Amy Gellatly, Supervising Attorney at Bread for the City, receives Peter M. Cicchino Award for Outstanding Advocacy in the Public Interest.
October 08, 2020 by BFC
in
Community Lawyering Project
Legal Clinic
Guest Author: Rebecca Lindhurst
An award, sometimes called a distinction, is something given to a recipient as a token of recognition of excellence in a certain field. On Thursday, October 1st, Amy Gellatly, Supervising Attorney at Bread for the City, was recognized for her incredible work in the community. American University Washington College of Law presented Gellatly with the Peter M. Cicchino Award for Outstanding Advocacy in the Public Interest. The award is given to students and alumni dedicated to the public interest that exemplifies the highest ideals of the Washington College of Law.
Amy is part of the Legal Clinic’s Housing Law team which helps tenants in landlord-tenant and subsidized housing cases. She’s also a part of the Community Lawyering Team, which uses lawyering skills to go beyond defending people in court.

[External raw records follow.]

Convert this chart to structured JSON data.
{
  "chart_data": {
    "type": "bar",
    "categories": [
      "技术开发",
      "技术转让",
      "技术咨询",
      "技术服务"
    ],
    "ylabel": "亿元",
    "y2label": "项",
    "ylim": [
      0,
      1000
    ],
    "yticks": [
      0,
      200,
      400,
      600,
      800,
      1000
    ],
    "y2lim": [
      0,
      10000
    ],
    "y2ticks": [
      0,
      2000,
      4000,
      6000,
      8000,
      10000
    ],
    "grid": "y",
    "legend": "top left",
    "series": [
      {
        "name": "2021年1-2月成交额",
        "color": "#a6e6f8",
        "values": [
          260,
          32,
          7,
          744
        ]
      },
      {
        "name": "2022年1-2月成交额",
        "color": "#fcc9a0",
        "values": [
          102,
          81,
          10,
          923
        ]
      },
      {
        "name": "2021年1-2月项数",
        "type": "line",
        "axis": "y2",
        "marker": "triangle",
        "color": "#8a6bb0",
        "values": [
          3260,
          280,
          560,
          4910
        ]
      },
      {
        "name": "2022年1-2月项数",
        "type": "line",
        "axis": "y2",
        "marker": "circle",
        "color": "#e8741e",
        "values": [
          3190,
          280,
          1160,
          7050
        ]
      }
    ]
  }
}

The Community Lawyering team works with community groups and organized groups of tenants to help hold landlords accountable and to advocate for tenant rights. This work is essential to our community, 90-95% of landlords are represented by an attorney and only 5-10% of tenants have an attorney by their side.
In Amy’s acceptance remarks she shared her perspective of housing in our communities opining that “overall the point of the system is that people with enough capital to invest in property have a right to make money off of that investment, and those without capital are stuck confronting the impossible math of skyrocketing rents and stagnating wages. We see the same results play out over and over, tenants can’t pay the rent, face the violence of eviction and displacement, and try to start the process over again somewhere else.
According to Amy “during the pandemic, the fight for affordable housing is more important now than ever. We know that a lot of people can’t pay rent and they’re not going to have that money when the pandemic is over.” One of the things Amy loves about her job is that she gets to be a part of different conservations about changing the system and getting the people in power to acknowledge that housing is a human right. People do not deserve to be displaced due to market forces beyond their own control.
Amy says she is grateful to have a job as a lawyer where she’s able to help the underserved communities and advocate for housing rights.
Amy states that she believes she has “learned a lot at Bread for the City about what it means to be an organization that is rooted in the neighborhoods we serve. We’re not here to just push people through the lines, it’s about making sure everyone’s voice is heard. That is something I believe is different about Bread for the City compared to other nonprofit organizations.”
In Amy’s speech she says that she hopes “as a lawyer, and particularly as a public interest lawyer, my efforts will, in some small way, support the work of movements, enacting my hope for a world with less oppression means rethinking my relationship to my clients. For me to actively practice believing in a world with more justice, I have the opportunity, in every interaction with my clients to consider: how can I affirm this person’s humanity, how can I resist the false notion of lawyer as “expert,” and instead, really listen to what they’re trying to explain to me about what’s wrong” Amy aims to uplift her client’s idea of what justice should look like at every opportunity. And when their idea of what justice looks like can’t fit neatly into the legal framework she hopes to do her best to pick and chip away at that system little by little.
Gellatly has been a legal services attorney in the District since her graduation from American University’s Washington College of Law. She received her undergraduate degree in International Global Studies at the University of North Carolina at Chapel Hill.